Le maire détermine les conditions dans lesquelles les locaux communaux peuvent être utilisés par les associations. Mais il doit respecter le principe d'égalité de traitement et son refus doit être motivé.

Le maire d'une commune de Seine-Saint-Denis avait décidé de retirer à une association de karaté ses créneaux d'utilisation du dojo municipal.

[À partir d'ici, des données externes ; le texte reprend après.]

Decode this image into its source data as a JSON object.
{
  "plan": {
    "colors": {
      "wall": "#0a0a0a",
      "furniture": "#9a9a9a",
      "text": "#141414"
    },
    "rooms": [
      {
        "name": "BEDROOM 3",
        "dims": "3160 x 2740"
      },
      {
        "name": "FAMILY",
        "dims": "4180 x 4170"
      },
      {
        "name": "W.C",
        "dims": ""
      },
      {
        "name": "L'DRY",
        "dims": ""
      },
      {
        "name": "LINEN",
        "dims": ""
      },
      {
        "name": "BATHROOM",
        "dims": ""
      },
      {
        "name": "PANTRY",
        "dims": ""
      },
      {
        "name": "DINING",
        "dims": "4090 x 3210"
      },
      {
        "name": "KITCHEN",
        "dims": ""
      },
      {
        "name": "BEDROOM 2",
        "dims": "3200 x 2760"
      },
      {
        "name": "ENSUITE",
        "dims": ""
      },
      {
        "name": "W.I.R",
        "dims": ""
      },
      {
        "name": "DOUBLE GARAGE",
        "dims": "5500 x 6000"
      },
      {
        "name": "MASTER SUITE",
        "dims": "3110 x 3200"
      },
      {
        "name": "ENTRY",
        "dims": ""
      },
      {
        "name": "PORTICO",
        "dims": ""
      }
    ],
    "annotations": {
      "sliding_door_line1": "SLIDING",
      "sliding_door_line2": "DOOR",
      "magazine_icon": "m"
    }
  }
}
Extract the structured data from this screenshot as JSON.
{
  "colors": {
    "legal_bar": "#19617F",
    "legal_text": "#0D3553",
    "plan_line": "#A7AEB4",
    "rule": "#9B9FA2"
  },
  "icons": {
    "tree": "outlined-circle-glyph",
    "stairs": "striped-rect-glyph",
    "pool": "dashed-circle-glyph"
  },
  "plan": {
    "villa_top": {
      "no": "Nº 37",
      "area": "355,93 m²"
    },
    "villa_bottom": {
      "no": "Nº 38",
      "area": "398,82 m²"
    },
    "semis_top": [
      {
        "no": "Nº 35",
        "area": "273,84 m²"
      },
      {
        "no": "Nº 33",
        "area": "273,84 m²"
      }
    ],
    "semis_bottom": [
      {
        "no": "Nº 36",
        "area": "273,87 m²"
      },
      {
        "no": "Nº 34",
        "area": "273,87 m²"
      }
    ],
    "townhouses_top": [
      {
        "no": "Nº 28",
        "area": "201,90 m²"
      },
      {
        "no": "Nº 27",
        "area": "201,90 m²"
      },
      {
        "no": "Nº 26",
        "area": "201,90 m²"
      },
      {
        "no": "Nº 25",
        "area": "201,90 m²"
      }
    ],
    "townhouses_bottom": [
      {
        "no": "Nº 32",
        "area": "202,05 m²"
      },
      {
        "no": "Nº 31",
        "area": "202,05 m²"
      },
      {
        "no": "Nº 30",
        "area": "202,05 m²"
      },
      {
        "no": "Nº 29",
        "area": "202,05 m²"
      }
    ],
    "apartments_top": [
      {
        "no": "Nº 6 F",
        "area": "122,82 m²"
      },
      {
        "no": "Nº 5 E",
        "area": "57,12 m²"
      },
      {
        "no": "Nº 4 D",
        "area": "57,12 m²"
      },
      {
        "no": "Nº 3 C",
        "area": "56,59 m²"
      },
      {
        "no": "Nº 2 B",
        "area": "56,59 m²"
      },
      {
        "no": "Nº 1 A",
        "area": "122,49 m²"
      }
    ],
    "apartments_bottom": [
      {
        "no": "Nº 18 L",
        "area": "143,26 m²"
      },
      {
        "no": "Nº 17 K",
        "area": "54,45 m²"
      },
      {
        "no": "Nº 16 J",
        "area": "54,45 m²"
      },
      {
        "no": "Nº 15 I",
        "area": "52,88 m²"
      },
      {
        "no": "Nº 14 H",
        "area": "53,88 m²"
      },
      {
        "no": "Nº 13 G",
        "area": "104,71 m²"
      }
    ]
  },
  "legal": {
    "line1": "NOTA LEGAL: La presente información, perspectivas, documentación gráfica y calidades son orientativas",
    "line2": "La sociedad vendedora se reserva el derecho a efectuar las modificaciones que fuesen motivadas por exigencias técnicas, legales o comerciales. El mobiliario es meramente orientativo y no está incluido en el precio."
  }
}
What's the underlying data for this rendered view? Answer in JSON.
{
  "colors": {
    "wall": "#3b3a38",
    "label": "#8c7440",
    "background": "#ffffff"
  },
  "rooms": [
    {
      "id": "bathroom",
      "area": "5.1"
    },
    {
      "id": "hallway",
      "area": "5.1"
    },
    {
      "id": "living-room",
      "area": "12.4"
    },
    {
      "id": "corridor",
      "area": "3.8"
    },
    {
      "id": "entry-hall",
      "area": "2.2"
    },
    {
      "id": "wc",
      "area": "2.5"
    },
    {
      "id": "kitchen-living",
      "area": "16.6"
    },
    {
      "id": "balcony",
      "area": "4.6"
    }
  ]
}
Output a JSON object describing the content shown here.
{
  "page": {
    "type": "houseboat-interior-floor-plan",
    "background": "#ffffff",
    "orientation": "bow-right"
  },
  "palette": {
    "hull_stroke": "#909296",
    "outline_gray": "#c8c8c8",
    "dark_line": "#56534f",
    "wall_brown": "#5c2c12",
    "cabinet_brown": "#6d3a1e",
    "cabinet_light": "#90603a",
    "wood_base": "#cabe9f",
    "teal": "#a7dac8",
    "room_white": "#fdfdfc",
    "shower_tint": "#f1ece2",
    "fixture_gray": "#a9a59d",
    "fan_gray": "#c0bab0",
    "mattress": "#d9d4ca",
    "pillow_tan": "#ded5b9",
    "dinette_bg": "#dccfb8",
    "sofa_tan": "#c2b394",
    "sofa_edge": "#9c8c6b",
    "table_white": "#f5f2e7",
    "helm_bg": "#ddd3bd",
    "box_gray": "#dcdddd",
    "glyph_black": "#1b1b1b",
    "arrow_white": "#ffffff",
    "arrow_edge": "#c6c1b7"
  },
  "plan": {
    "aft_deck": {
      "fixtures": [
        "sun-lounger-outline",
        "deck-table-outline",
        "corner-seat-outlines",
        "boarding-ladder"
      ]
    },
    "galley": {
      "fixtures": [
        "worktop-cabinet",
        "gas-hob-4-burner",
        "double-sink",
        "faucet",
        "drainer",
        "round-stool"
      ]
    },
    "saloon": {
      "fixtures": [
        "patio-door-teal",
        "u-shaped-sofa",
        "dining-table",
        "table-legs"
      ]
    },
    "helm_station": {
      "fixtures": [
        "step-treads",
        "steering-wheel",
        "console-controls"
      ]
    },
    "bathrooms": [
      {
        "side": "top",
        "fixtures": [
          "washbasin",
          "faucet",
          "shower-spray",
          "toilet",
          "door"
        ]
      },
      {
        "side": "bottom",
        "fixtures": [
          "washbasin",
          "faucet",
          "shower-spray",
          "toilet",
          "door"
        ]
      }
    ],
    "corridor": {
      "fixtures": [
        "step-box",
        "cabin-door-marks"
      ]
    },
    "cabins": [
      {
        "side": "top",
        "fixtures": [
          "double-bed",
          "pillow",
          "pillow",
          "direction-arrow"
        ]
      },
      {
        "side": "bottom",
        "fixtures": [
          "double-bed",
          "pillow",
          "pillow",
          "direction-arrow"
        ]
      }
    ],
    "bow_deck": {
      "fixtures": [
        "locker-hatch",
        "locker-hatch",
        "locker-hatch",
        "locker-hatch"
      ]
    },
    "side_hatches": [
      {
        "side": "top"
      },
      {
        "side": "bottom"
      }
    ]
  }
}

Le tribunal administratif avait annulé les décisions du maire, condamné la commune à dédommager l'association et lui avait enjoint d'attribuer au club de nouveaux créneaux horaires d'accès au dojo (TA -Montreuil, 31 mai 2012, n° 1107551).

 

Légalité externe

Devant la cour administrative d'appel (1), la commune a soutenu que ses décisions litigieuses n'étaient pas entachées de détournement de pouvoir, car elles sont fondées notamment sur des nécessités d'ordre public, de bon fonctionnement des services sportifs communaux et de l'administration des propriétés communales. La cour a d'abord examiné la légalité externe des décisions du maire et constaté qu'elles ne faisaient apparaître ni les textes sur lesquels elles reposent, ni les circonstances de droit retenues par la commune pour justifier le retrait des créneaux horaires. Elle en a conclu que l'association était fondée à en demander l'annulation.

 

Légalité interne

Sur le plan de la légalité interne, les juges ont estimé que la décision relative à l'attribution des créneaux horaires ne portait pas atteinte par elle-même à la liberté d'association ou de réunion. Ils ont également relevé que l'association de karaté avait connu de sérieuses difficultés de gestion qui ont perturbé le calendrier des cours qu'elle dispensait au sein du dojo et donné lieu à des dissensions publiques entre ses membres, susceptibles d'altérer durablement son activité d'enseignement. La cour a constaté qu'en retirant les créneaux horaires à l'association, le maire n'a pas agi en se fondant sur d'autres critères que ceux tirés des nécessités de l'administration des biens communaux et qu'il n'a pas méconnu le principe d'égalité de traitement des associations.

 

Motivation insuffisante

Les décisions en cause ne violant pas le principe d'égalité de traitement et ne caractérisant pas non plus un détournement de pouvoir de la part du maire, l'association n'est fondée à en demander l'annulation que pour leur motivation insuffisante. Les juges de la cour d'appel ont estimé que l'association a subi un préjudice financier certain lié à l'arrêt de son activité pour deux saisons sportives, ce qui a porté atteinte à son image et à sa réputation. Ils ont décidé d'indemniser ce préjudice tout en annulant le jugement de première instance ainsi que les décisions litigieuses.

(1) CAA Versailles, 6 novembre 2014, n° 12VE02243.